# Automated Document Scraper for Multiple Formats

### Project Overview
In this notebook, we build a document scraper designed to search the web, locate documents in various formats, and download them locally. This automated approach allows for the efficient collection and organization of a large volume of documents across multiple file types, including PDF, DOCX, TXT, CSV, and HTML, based on a specific subject area.

### Objective
The goal of this project is to create a tool that:
1. **Takes a user-defined subject area** as input.
2. **Searches the web** for documents related to the subject area, focusing on one file format at a time.
3. **Downloads and organizes** the documents locally in a structured manner.
4. **Processes** the content of each file, converting it to text format if necessary (e.g., PDFs and DOCX files).

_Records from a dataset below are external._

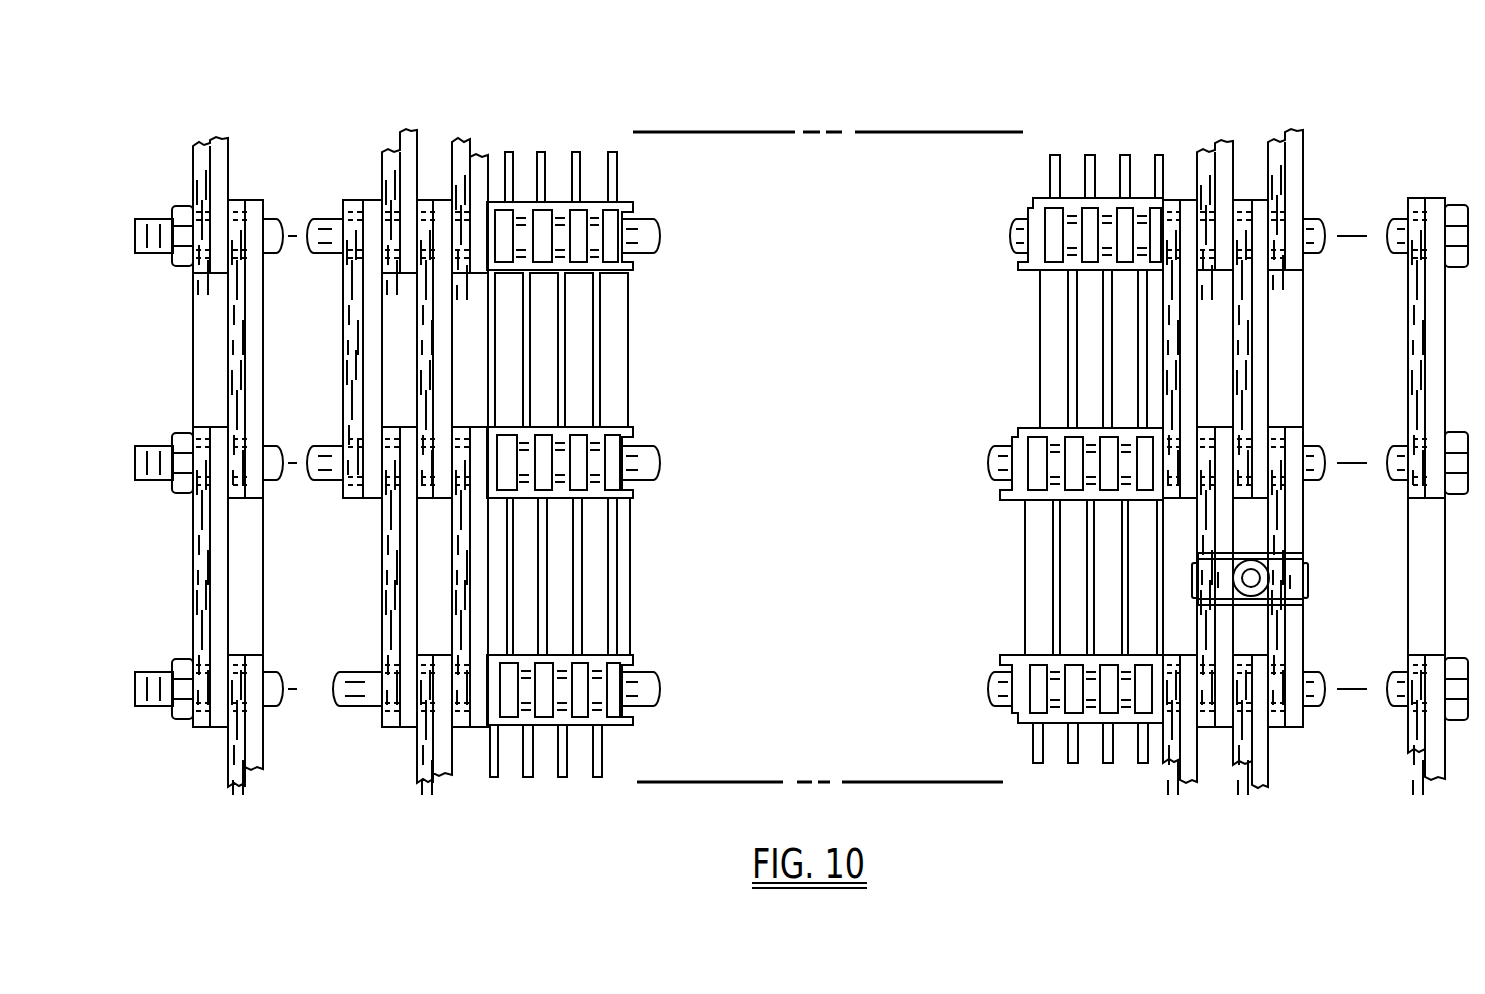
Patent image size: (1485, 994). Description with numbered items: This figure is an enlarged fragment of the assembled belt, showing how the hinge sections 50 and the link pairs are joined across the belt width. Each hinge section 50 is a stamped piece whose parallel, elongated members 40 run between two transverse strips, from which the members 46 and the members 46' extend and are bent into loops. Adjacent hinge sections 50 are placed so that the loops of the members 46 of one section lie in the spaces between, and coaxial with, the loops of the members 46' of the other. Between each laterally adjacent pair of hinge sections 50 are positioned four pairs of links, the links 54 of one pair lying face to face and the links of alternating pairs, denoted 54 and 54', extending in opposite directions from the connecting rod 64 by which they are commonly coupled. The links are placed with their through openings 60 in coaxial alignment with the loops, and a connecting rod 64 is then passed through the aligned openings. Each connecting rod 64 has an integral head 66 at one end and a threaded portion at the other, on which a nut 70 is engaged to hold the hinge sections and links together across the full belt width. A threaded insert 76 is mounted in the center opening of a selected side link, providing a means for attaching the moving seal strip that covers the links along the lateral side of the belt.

The elongated members 40 is at (545, 562).
The members 46 is at (825, 464).
The members 46' is at (587, 419).
The hinge section 50 is at (798, 466).
The link element 54 is at (772, 385).
The link 54' is at (836, 513).
The through openings 60 is at (637, 447).
The connecting rod 64 is at (1010, 225).
The head 66 is at (1455, 207).
The nut 70 is at (185, 267).
The threaded insert 76 is at (1295, 573).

This notebook will guide you through the steps involved in setting up the scraper, executing it, and managing the downloaded files effectively.

### Steps to Follow
1. **Input Subject Area**: You will be prompted to enter the topic or keyword related to the documents you wish to scrape.
2. **Format-Specific Search**: The program searches Google for files of each specified format (PDF, DOCX, TXT, CSV, and HTML) relevant to the subject area.
3. **File Download and Organization**: Files are downloaded into a specified directory, and their content is extracted if applicable (e.g., converting PDFs and DOCX files to plain text).
4. **Error Handling**: The code includes error handling to manage issues like network errors, unsupported formats, or inaccessible URLs.

### Prerequisites
The following Python packages are used in this notebook:
- `requests`: for downloading files.
- `googlesearch-python`: to search Google for relevant document URLs.
- `pdfplumber`: for extracting text from PDF files.
- `python-docx`: for extracting text from DOCX files.
- `pandas`: for handling CSV data.
- `beautifulsoup4`: for parsing HTML content.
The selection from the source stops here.